One of the major conclusions Gary says was drawn from this experiment is that for the next few years, mobile advertisements are going to play a large role in how expiring inventory is sold.
A significant hurdles for mobile advertising is when a customer attempts to redeem a coupon only to be denied by an unknowing store clerk oblivious to the business’ mobile ad efforts. Gary says while this is a problem due to the relatively new nature of geolocation apps, only medium-sized businesses have to really worry about it. Small businesses with one or two locations and a handful of employees can easily spread the word of such a promotion, but a company with a half dozen locations across a metro area may have more difficulty. Unfortunately, this represents the majority of U.S. businesses.
Examples taken from Twitter showed that the promotion with Gowalla and the Nets was well received by fans and helped to create new relationships between the team and its fans. One happy father even Tweeted about how his six-year-old son called the experience “the best day of my life, ever.” Clearly the integration of social media into a mobile ad promotion has helped to uncover some fascinating results about consumers.
We also took the opportunity to ask Gary some of your questions about anything and everything, including managing work and family, following your passion, selling wine and – of course – his favorite football team, the New York Jets. Here’s what Gary had to say.
Pete asked, “How do you maintain your ‘Crush It’ attitude and continue on the path to success while following the rule of family comes first?”
Gary: Super hard. No question, by far my biggest challenge. I think it’s understanding the players. And what I mean by that is, just paying attention to what my wife feels […] It’s communication and making smart choices. Always filtering. The same things that excite me about the Internet – filtering and restrictions – are the same things for life, I just have to keep filtering.
Renee wanted to know, “How do you overcome the fear of leaving a routine life to follow your passion?”
Gary: For me, it was the fear of living a routine life. I think about legacy a lot, I’m a very big picture kind of thinker, so not taking chances and not being happy along the way just seems so insane to me. I’m very aware that everyone is wired differently, I’m nothing special. I’m just me. What I’d like for people to do is embrace more of the “try to be me” more than somebody else. I envy people that can sit down on a project and focus on it for ten years, […] but now that I’ve built that cushion, and that base, nothing wants me to do that. I want to scratch all of my itches – advise, consult, speak, author, do a show.

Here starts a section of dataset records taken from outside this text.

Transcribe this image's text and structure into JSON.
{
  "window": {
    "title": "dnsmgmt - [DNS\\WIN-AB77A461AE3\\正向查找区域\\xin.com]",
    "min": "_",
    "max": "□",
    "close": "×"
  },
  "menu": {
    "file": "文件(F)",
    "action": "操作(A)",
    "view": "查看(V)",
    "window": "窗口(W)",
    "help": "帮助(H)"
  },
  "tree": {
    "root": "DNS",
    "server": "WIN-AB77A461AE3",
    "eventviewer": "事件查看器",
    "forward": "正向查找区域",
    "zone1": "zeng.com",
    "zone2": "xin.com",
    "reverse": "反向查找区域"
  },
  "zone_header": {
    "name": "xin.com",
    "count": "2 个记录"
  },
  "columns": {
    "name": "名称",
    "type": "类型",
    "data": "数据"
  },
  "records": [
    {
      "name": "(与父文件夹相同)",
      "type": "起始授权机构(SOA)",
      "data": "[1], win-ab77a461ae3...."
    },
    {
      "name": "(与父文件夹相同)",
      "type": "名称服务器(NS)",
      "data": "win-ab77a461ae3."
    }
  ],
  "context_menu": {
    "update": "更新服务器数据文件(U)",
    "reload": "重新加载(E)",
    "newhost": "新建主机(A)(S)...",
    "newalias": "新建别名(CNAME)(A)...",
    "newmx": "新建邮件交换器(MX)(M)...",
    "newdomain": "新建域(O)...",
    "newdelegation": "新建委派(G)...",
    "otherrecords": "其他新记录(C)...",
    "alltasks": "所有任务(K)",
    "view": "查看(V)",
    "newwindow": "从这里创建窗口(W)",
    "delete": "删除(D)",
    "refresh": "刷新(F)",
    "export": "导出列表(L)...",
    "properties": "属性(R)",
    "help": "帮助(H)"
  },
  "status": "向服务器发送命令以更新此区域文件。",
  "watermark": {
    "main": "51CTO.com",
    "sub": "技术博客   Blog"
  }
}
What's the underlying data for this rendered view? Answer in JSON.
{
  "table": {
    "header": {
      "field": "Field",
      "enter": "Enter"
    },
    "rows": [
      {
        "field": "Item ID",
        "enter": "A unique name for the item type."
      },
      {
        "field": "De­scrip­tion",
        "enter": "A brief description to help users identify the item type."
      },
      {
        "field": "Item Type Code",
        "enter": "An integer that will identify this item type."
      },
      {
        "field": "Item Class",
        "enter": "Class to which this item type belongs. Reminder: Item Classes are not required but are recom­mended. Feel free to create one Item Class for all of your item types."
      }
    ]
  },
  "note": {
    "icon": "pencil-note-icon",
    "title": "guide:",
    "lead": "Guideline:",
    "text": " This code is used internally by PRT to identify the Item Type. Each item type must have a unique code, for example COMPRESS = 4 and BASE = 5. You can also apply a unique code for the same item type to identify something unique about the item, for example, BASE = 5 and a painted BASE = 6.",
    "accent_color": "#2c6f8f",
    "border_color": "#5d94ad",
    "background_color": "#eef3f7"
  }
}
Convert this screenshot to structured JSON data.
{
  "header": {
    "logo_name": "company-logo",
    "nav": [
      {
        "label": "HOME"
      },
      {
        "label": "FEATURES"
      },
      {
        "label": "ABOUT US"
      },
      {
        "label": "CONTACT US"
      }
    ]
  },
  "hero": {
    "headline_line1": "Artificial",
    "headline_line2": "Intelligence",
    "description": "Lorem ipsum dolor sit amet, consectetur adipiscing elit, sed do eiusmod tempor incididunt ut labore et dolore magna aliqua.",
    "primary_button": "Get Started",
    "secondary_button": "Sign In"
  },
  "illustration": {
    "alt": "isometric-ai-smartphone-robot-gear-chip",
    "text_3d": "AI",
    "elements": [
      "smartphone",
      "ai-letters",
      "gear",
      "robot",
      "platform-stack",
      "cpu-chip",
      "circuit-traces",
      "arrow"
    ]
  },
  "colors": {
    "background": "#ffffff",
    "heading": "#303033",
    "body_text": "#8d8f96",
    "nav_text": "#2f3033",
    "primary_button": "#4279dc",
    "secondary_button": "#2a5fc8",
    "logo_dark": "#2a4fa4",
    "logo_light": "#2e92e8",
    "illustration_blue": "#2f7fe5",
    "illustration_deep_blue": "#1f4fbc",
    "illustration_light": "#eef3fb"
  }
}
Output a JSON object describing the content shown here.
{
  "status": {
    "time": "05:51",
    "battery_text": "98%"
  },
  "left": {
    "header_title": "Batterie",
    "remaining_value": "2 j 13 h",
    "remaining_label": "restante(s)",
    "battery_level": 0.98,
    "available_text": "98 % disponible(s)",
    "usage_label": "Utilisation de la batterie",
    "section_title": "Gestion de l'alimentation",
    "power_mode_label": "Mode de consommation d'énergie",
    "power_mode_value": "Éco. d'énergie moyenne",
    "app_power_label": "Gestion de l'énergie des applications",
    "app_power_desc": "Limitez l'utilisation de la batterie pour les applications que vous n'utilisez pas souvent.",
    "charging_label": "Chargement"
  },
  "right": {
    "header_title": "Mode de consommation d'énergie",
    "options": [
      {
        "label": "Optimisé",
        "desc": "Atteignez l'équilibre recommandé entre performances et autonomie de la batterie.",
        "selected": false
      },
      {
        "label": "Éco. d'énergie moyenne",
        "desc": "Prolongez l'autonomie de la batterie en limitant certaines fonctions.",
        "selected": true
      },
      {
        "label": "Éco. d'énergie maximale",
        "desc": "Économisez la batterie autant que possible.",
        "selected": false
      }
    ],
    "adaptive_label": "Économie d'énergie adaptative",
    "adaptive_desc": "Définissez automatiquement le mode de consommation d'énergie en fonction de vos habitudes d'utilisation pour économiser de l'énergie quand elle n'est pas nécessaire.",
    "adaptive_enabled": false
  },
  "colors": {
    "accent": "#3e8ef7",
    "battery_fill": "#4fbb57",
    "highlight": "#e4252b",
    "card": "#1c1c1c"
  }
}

Jason, a wine entrepreneur looking to use social media to be disruptive in the Scandinavian market, asked what Gary thinks of the idea and if he had any tips.
Gary: I love the idea. My biggest tip is to keep your mind open to not just the wines you like. Don’t control it, let the pieces fall where they are, and make sure you hit as many demographics as possible. Don’t make it polarizing. Think about as many different niche markets as possible and don’t just talk at social media events, go to wine clubs and wine bars. Try to get as many people to embrace it as you can.
And finally, Andrew asked Gary, “What do you think of the New York Jets’ Fight Song?”
Gary: I bleed green. If I can like Jason Taylor, who was a former Dolphin and now he’s a Jet that I hated every day of my life for the last decade plus, then I love everything about the Jets.
Disclosure: The author of this post is a Patriots fan, but that in no way affected his interview with Gary, a diehard Jets fan.